Wednesday, 18 November 2015

Responsibility Fragility and the Possibility of Susceptibility

When was the last time you went anywhere or did anything and didn’t see advertisements? It doesn’t matter what you do – go to the park, watch a movie, play a game, visit a website, go to a football match – you see advertisements. We are exposed to them even when we don’t know it from birth. There’s some strange belief constructed by corporations that the more you see their name or logo, the more likely you are to invest in them. And when the revenue of the U.S. advertising and related services industry in 2013 exceeded 100 billion dollars (Statista.com), you’d have to guess that advertising works.

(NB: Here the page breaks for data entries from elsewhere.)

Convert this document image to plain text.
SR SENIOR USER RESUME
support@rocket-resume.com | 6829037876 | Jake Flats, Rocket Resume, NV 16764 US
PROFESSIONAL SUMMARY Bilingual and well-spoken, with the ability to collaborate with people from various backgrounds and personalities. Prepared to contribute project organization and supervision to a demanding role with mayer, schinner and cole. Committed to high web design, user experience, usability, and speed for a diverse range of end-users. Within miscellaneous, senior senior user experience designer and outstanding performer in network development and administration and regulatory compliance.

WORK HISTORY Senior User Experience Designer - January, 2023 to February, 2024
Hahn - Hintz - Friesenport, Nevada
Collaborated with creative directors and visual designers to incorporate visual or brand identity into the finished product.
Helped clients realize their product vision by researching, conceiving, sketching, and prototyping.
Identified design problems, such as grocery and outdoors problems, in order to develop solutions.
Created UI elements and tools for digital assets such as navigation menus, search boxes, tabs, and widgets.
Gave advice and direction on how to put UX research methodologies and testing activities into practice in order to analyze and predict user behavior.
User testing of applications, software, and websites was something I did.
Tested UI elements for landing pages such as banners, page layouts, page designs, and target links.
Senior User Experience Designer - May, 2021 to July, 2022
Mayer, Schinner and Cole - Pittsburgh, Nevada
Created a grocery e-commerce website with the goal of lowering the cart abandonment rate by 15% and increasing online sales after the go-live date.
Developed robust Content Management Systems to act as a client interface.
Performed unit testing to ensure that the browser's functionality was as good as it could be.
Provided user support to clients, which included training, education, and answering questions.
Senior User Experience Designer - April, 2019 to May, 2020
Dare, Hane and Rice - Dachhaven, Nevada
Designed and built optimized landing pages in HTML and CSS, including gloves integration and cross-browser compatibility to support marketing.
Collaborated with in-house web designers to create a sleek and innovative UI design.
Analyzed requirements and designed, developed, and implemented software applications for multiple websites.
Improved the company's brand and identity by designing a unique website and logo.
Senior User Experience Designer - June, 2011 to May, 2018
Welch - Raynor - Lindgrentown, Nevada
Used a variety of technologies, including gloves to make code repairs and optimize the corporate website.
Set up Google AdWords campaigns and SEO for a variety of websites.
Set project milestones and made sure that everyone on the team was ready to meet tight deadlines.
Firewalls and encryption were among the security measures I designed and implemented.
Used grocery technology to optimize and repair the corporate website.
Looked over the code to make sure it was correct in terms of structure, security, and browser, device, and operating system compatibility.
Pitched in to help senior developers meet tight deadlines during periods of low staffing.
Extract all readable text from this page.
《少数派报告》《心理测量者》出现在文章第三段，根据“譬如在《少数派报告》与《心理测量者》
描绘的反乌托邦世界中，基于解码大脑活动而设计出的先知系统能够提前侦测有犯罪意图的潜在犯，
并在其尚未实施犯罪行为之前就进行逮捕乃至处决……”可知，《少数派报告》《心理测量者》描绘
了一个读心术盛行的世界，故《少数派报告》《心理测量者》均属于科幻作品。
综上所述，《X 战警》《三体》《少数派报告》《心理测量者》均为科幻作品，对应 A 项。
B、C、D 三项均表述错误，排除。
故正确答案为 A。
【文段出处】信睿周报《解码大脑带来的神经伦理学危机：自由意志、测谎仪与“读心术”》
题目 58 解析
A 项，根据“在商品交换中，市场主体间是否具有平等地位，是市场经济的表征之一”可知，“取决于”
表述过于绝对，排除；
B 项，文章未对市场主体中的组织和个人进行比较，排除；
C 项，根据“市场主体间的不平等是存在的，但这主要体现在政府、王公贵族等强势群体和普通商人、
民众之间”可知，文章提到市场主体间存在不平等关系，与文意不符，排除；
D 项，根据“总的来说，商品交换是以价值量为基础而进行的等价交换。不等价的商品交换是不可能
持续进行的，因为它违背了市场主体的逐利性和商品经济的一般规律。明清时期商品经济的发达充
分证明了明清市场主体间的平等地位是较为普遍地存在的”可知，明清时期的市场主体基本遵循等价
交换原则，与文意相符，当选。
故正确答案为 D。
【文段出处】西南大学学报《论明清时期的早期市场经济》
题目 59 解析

There is, however, consistent controversy around the ethics behind some of the ads that end up everywhere, and for good reason. I’d like you to imagine something for me. Imagine you’re walking to school one day with your 6-year-old cousin, and look to your left to see a poster with a man lifting a car advertising protein powder, look to your right to see a billboard with women shopping advertising Gucci, and look forward to see televisions showing a grease-covered giant of a man fighting a shark advertising Bruce Willis cologne. You slowly turn around praying there are no outrageous displays. Of course your cousin follows suit, to see an ad for an adventure camp claiming only the manliest can handle it. Your little cousin turns to you and says “I’m going to be strong because I’m a boy!”
We may recognize advertisement exaggeration, but others may not, and the more they are exposed to it, the more something seems to be true. That’s why it’s crucial that advertisers consider who will see their ads and how it will affect them. These companies are gaining more and more power, but as the great line goes, “with great power comes great responsibility”.